Same-sex partners of EU citizens have the right to live in any member state whatever their nationality, the bloc’s top court ruled on Tuesday, even in countries that do not recognise gay marriage.

EU laws on freedom of movement extend to the non-European spouses of EU citizens and the European Court of Justice judgement means this also includes same-sex partners.

The court recognised that EU member states “have the freedom whether or not to authorise marriage between persons of the same sex,” the Luxembourg-based court said.

However, it added “they may not obstruct the freedom of residence of an EU citizen by refusing to grant his same-sex spouse, a national of a country that is not an EU member state, a derived right of residence in their territory.”

The court was ruling in the case of Romanian man Relu Coman and his American husband Robert Hamilton, who were married in Brussels in 2010 and two years later sought to move to Romania.
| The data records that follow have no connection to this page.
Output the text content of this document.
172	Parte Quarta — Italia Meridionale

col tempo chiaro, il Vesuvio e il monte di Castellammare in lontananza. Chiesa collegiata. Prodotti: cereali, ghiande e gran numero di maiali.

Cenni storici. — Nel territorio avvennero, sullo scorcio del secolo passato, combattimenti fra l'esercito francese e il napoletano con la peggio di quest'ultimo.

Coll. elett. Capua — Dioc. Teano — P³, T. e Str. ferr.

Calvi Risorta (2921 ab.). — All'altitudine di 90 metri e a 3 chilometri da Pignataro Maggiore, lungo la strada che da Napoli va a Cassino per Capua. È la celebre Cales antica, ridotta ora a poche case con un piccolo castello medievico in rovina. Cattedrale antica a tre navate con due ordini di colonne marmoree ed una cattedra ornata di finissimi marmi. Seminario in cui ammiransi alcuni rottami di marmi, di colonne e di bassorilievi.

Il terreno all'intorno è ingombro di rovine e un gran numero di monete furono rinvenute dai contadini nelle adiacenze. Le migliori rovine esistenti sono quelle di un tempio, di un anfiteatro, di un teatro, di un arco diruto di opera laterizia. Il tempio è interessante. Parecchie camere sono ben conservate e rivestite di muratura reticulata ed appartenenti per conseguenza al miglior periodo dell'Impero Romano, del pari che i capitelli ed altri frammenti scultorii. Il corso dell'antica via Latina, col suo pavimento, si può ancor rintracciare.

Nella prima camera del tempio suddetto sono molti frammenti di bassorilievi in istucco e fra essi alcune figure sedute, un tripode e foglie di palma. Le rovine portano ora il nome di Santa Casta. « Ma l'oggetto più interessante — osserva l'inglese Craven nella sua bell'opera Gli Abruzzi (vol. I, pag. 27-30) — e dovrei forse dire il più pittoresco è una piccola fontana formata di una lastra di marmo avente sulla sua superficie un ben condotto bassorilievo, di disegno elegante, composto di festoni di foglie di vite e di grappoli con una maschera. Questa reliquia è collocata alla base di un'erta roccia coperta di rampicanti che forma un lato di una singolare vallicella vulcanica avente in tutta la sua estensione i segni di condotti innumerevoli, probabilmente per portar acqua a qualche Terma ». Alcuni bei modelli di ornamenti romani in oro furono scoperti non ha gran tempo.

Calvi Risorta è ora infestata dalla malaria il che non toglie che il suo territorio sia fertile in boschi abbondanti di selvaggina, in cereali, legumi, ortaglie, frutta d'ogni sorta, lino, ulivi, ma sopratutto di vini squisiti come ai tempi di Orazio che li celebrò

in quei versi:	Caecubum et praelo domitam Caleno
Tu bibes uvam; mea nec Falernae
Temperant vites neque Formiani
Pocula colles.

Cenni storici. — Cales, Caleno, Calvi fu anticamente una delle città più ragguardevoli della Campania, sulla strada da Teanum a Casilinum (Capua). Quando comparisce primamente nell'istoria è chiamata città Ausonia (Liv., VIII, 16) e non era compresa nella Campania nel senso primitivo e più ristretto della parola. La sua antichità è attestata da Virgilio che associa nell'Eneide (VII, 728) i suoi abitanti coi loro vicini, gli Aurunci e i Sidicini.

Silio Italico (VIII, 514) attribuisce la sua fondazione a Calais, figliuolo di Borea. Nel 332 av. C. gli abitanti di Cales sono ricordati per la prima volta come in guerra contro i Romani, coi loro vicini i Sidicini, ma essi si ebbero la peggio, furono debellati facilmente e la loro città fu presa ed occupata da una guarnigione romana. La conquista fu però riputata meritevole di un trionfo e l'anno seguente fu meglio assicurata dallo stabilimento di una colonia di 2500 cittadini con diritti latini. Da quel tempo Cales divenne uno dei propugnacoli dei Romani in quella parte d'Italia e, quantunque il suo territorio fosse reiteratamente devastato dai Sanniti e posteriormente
The Romanian authorities refused to give Hamilton permission to live in the country for more than three months on the grounds that he could not be classified as Coman’s spouse because the laws there do not recognise same-sex marriage.

The couple brought a case for discrimination on the basis of sexual orientation, arguing that Coman’s right to freedom of movement, guaranteed by EU law, had been curtailed by the restriction placed on his husband.

The case went to the Romanian Constitutional Court, which asked the ECJ whether under EU law Hamilton should be regarded as Coman’s spouse.

“In the directive on the exercise of freedom of movement, the term ‘spouse’, which refers to a person joined to another person by the bonds of marriage, is gender-neutral and may therefore cover the same-sex spouse of an EU citizen,” the ECJ said.

EU member states are free to decide whether or not to allow same-sex marriage in their own territories, the court said, but refusing to recognise a union lawfully made in another EU country “may interfere with the exercise of that citizen’s right to move and reside freely”.